Limb Loss Awareness Month and You

Limb Loss Awareness Month and You

Kevin Manuel In The News

April is Limb Loss Awareness Month, and it’s all about telling our story. Individual stories of loss and recovery, stories about the Amputee Coalition and stories about how we move on with life after limb loss.

Everyone’s story is unique. I’ve heard many of them over the years, each one as interesting as it is important. Increasing awareness about limb loss is as easy as starting a conversation and telling your story. Who needs to hear your story? Professionals, legislators, friends and others who need encouragement.

My limb loss “awareness” began when I met a Vietnam veteran and amputee in the health club where I worked. He could use most of the equipment – we just needed to find ways to accommodate for his lower-limb amputation. Not many years after that encounter, I was involved in an accident at work that crushed my foot and resulted in a below-knee amputation. Limb loss awareness became a personal experience for me, and that was a much different experience. I went from observer to participant and I wasn’t ready – none of us are. Knowing I had survived, when I might not have, was consolation but it still left me with many questions about how I would go on. It took time for the healing of my body and mind but it left me with an awareness that we are all built to cope with tragedy, adapt to change and, in time, move on with our new normal in the light of each new day.

Fortunately, it wasn’t long until I became aware that there are lots of people, professionals, and other amputees who wanted to help me move on with my life after amputation. They relayed their stories of how they moved on after their losses and encouraged me in a way that no one else could.

A few years later, I realized that I wanted to help others keep going after limb loss as well. I began telling my story and leading a local support group. Not long after that, I went back to college; when I graduated I was given the opportunity to work in the professions that got me going again after my loss: physical therapy and prosthetics.
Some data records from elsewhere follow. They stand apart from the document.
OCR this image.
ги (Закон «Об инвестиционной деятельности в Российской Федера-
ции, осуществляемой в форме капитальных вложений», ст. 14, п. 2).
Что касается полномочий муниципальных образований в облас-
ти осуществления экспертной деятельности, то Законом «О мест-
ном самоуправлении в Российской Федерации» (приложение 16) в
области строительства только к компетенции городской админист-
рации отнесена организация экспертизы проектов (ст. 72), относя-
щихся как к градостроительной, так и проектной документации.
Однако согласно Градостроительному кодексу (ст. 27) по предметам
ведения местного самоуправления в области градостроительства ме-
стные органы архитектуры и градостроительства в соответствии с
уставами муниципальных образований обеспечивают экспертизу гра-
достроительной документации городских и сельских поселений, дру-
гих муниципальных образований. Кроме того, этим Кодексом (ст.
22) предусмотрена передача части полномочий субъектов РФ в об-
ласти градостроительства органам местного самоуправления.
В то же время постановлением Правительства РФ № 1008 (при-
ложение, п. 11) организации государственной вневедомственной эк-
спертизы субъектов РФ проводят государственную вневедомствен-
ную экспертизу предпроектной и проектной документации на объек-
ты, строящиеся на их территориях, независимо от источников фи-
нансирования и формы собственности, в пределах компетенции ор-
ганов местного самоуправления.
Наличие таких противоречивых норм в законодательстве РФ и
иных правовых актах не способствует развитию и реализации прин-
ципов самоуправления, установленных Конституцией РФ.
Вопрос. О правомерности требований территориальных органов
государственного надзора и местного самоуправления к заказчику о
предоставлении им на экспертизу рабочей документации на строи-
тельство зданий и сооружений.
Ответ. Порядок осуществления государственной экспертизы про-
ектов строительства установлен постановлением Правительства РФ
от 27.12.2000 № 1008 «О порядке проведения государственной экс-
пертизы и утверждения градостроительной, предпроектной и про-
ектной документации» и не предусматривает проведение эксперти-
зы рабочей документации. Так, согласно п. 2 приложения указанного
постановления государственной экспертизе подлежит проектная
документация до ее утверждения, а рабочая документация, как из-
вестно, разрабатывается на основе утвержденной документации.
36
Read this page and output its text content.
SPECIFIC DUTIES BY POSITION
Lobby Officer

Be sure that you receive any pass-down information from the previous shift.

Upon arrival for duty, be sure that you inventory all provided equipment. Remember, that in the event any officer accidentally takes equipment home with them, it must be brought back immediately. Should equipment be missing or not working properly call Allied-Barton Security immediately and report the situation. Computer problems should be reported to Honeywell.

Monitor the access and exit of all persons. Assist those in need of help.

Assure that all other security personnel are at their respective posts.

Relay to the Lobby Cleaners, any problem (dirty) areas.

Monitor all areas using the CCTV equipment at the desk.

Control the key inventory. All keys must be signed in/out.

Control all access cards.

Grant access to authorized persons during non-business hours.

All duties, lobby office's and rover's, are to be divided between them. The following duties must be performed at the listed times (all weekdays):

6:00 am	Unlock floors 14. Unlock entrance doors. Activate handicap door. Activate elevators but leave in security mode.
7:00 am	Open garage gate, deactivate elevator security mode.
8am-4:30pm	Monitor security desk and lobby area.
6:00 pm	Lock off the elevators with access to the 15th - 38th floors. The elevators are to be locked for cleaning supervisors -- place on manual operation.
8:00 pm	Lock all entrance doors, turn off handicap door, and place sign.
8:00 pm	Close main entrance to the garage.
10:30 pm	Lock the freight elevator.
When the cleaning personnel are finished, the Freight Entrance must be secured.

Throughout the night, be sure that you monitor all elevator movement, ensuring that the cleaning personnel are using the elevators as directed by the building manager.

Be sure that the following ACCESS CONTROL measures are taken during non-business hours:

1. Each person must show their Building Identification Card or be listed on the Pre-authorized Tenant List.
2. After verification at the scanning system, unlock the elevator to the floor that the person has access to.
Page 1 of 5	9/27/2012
In the process of helping others, I became aware that not everyone could get what they needed to move on after limb loss. I met another amputee by the name of Tony Barr, who shared my passion for helping amputees get what need. Together, we started an assistance fund that provided prosthetic limbs for those who could not afford them. The more I told that story, the more people we were able to help as the word spread.

Through it all, I’ve become aware that our own stories change over time as we grow, learn and overcome the obstacles in our way. Each time we tell our story along the way, we get to look back and see how far we’ve come and perhaps dream about how far we’ll go.